In the late 1960’s, the British Broadcasting Corporation commissioned Jacob Bronowski to prepare a television series entitled “The Ascent of Man”. Apparently, the series was meant to be a scientific bookend to Kenneth, Baron Clark of Saltwood in the County of Kent OM CH KCB FBA’s “Civilisation” series, which was an historian’s view of how we ended up where we are.
Bronowski’s series aired across the world (and even this benighted high-school student watched it gobsmacked in Brisbane, Australia). Bronowski died in 1974, not long after the series was published. He also wrote a “book of the series”, which came out in 1973 (it is one of my treasured possessions, moth-eaten as it is).
A brief biography:
Jacob Bronowski was born in 1908 into a Jewish family in the Polish city of Lodz. His parents moved to Britain in 1920 and Bronowski pursued his senior studies in mathematics at Cambridge University. He later studied and conducted research in physics.
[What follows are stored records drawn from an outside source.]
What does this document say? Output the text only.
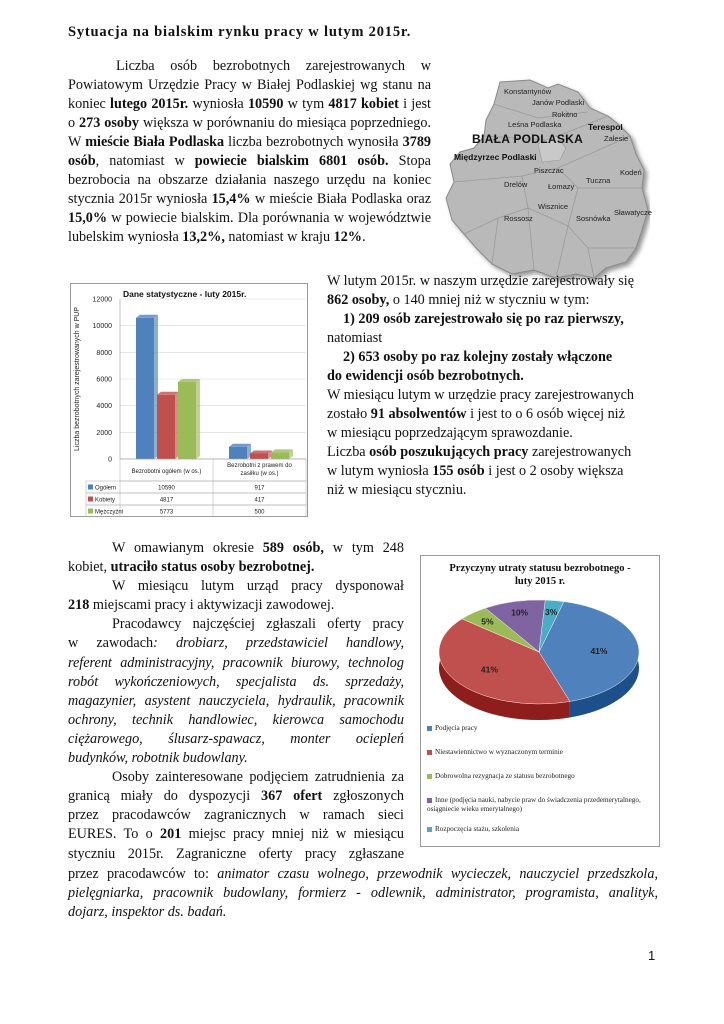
Sytuacja na bialskim rynku pracy w lutym 2015r.

Liczba osób bezrobotnych zarejestrowanych w Powiatowym Urzędzie Pracy w Białej Podlaskiej wg stanu na koniec lutego 2015r. wyniosła 10590 w tym 4817 kobiet i jest o 273 osoby większa w porównaniu do miesiąca poprzedniego. W mieście Biała Podlaska liczba bezrobotnych wynosiła 3789 osób, natomiast w powiecie bialskim 6801 osób. Stopa bezrobocia na obszarze działania naszego urzędu na koniec stycznia 2015r wyniosła 15,4% w mieście Biała Podlaska oraz 15,0% w powiecie bialskim. Dla porównania w województwie lubelskim wyniosła 13,2%, natomiast w kraju 12%.

Konstantynów
Janów Podlaski
Rokitno
Leśna Podlaska	Terespol
Zalesie
BIAŁA PODLASKA
Międzyrzec Podlaski
Drelów
Piszczac
Łomazy
Tuczna
Kodeń
Rossosz
Wisznice
Sosnówka
Sławatycze
W lutym 2015r. w naszym urzędzie zarejestrowały się
862 osoby, o 140 mniej niż w styczniu w tym:
1) 209 osób zarejestrowało się po raz pierwszy,
natomiast
2) 653 osoby po raz kolejny zostały włączone
do ewidencji osób bezrobotnych.
W miesiącu lutym w urzędzie pracy zarejestrowanych
zostało 91 absolwentów i jest to o 6 osób więcej niż
w miesiącu poprzedzającym sprawozdanie.
Liczba osób poszukujących pracy zarejestrowanych
w lutym wyniosła 155 osób i jest o 2 osoby większa
niż w miesiącu styczniu.
Dane statystyczne - luty 2015r.
Liczba bezrobotnych zarejestrowanych w PUP
0
2000
4000
6000
8000
10000
12000
Bezrobotni ogółem (w os.)
Bezrobotni z prawem do zasiłku (w os.)
Ogółem	10590	917
Kobiety	4817	417
Mężczyźni	5773	500
W omawianym okresie 589 osób, w tym 248
kobiet, utraciło status osoby bezrobotnej.
W miesiącu lutym urząd pracy dysponował
218 miejscami pracy i aktywizacji zawodowej.
Pracodawcy najczęściej zgłaszali oferty pracy
w zawodach: drobiarz, przedstawiciel handlowy,
referent administracyjny, pracownik biurowy, technolog
robót wykończeniowych, specjalista ds. sprzedaży,
magazynier, asystent nauczyciela, hydraulik, pracownik
ochrony, technik handlowiec, kierowca samochodu
ciężarowego, ślusarz-spawacz, monter ociepleń
budynków, robotnik budowlany.
Osoby zainteresowane podjęciem zatrudnienia za
granicą miały do dyspozycji 367 ofert zgłoszonych
przez pracodawców zagranicznych w ramach sieci
EURES. To o 201 miejsc pracy mniej niż w miesiącu
styczniu 2015r. Zagraniczne oferty pracy zgłaszane
przez pracodawców to: animator czasu wolnego, przewodnik wycieczek, nauczyciel przedszkola,
pielęgniarka, pracownik budowlany, formierz - odlewnik, administrator, programista, analityk,
dojarz, inspektor ds. badań.
Przyczyny utraty statusu bezrobotnego -
luty 2015 r.
41%
41%
5%
10% 3%
Podjęcia pracy
Niestawiennictwo w wyznaczonym terminie
Dobrowolna rezygnacja ze statusu bezrobotnego
Inne (podjęcia nauki, nabycie praw do świadczenia przedemerytalnego, osiągniecie wieku emerytalnego)
Rozpoczęcia stażu, szkolenia
1
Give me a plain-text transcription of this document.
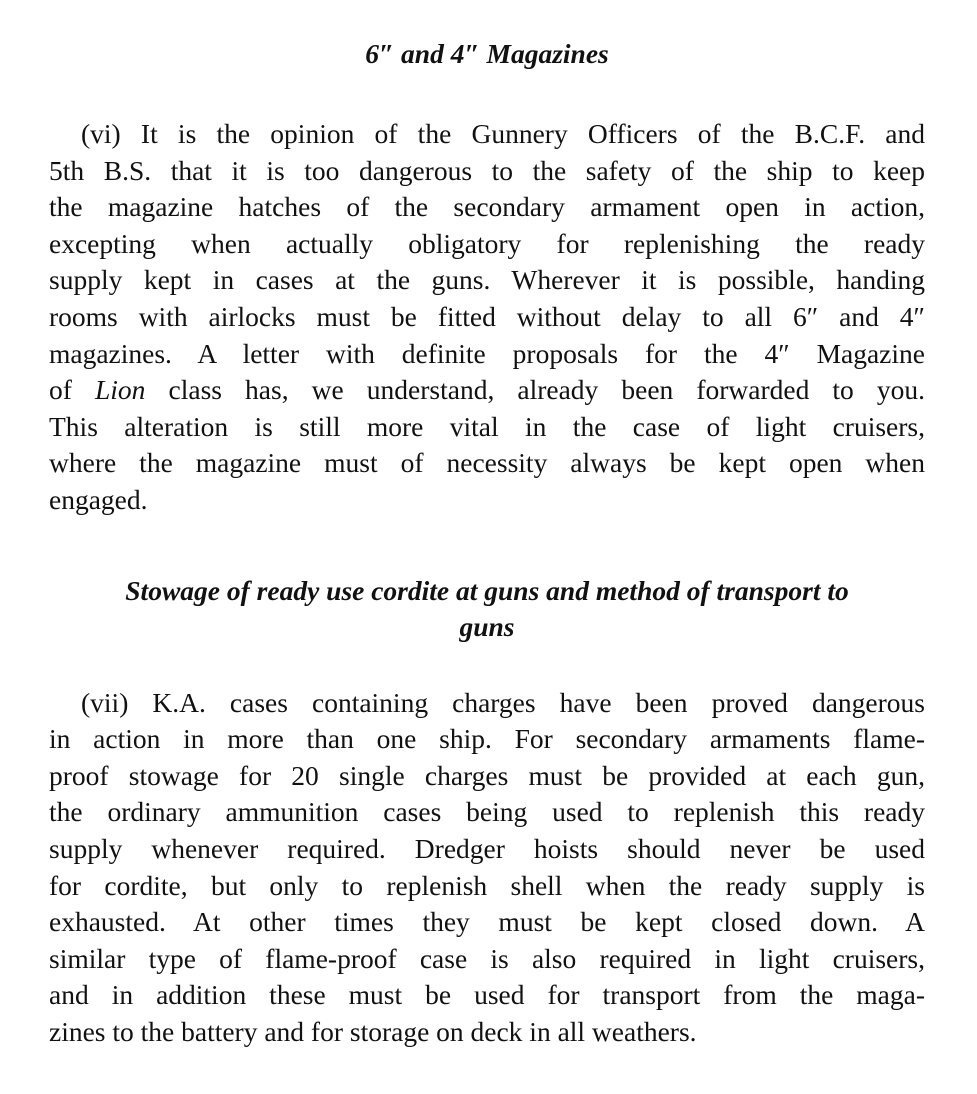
6″ and 4″ Magazines

(vi) It is the opinion of the Gunnery Officers of the B.C.F. and
5th B.S. that it is too dangerous to the safety of the ship to keep
the magazine hatches of the secondary armament open in action,
excepting when actually obligatory for replenishing the ready
supply kept in cases at the guns. Wherever it is possible, handing
rooms with airlocks must be fitted without delay to all 6″ and 4″
magazines. A letter with definite proposals for the 4″ Magazine
of Lion class has, we understand, already been forwarded to you.
This alteration is still more vital in the case of light cruisers,
where the magazine must of necessity always be kept open when
engaged.

Stowage of ready use cordite at guns and method of transport to
guns

(vii) K.A. cases containing charges have been proved dangerous
in action in more than one ship. For secondary armaments flame-
proof stowage for 20 single charges must be provided at each gun,
the ordinary ammunition cases being used to replenish this ready
supply whenever required. Dredger hoists should never be used
for cordite, but only to replenish shell when the ready supply is
exhausted. At other times they must be kept closed down. A
similar type of flame-proof case is also required in light cruisers,
and in addition these must be used for transport from the maga-
zines to the battery and for storage on deck in all weathers.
He taught at the University College of Hull during the 1930s. During the Second World War, he conducted research on the effectiveness of Allied bombing campaigns, culminating in being part of a British Government survey of the results of the attack by the United States on Hiroshima and Nagasaki. As a result of his experiences in Japan, he turned from physics to biology to try to understand the nature of violence in humans.
His subsequent career includes many writings on what knowledge means: he concerned himself with the epistemological question of “what can we reliably know?”. The Ascent of Man series seems to have been his attempt to answer this question.
(I may have his history wrong, in which case, I apologise).
If you wish to see what he said in the series, fragments of the Ascent of Man series are available on Youtube via a search for “Bronowski Ascent of Man”.
My question is this:
Now, after forty years, how much did Bronowski get right?
My personal view is that Bronowski is mostly right. My version of his argument is that we construct useful knowledge out of a combination of imagination and observation. Science is philosophy (what can be) constrained by evidence (what is).
I am interested to know what this community thinks about Bronowski’s work, with the benefit of forty years of hindsight.
(my thanks to Gregory for alerting me to my misattribution of the “Civilisation” series to Sir Arthur C Clarke CBE FRAS).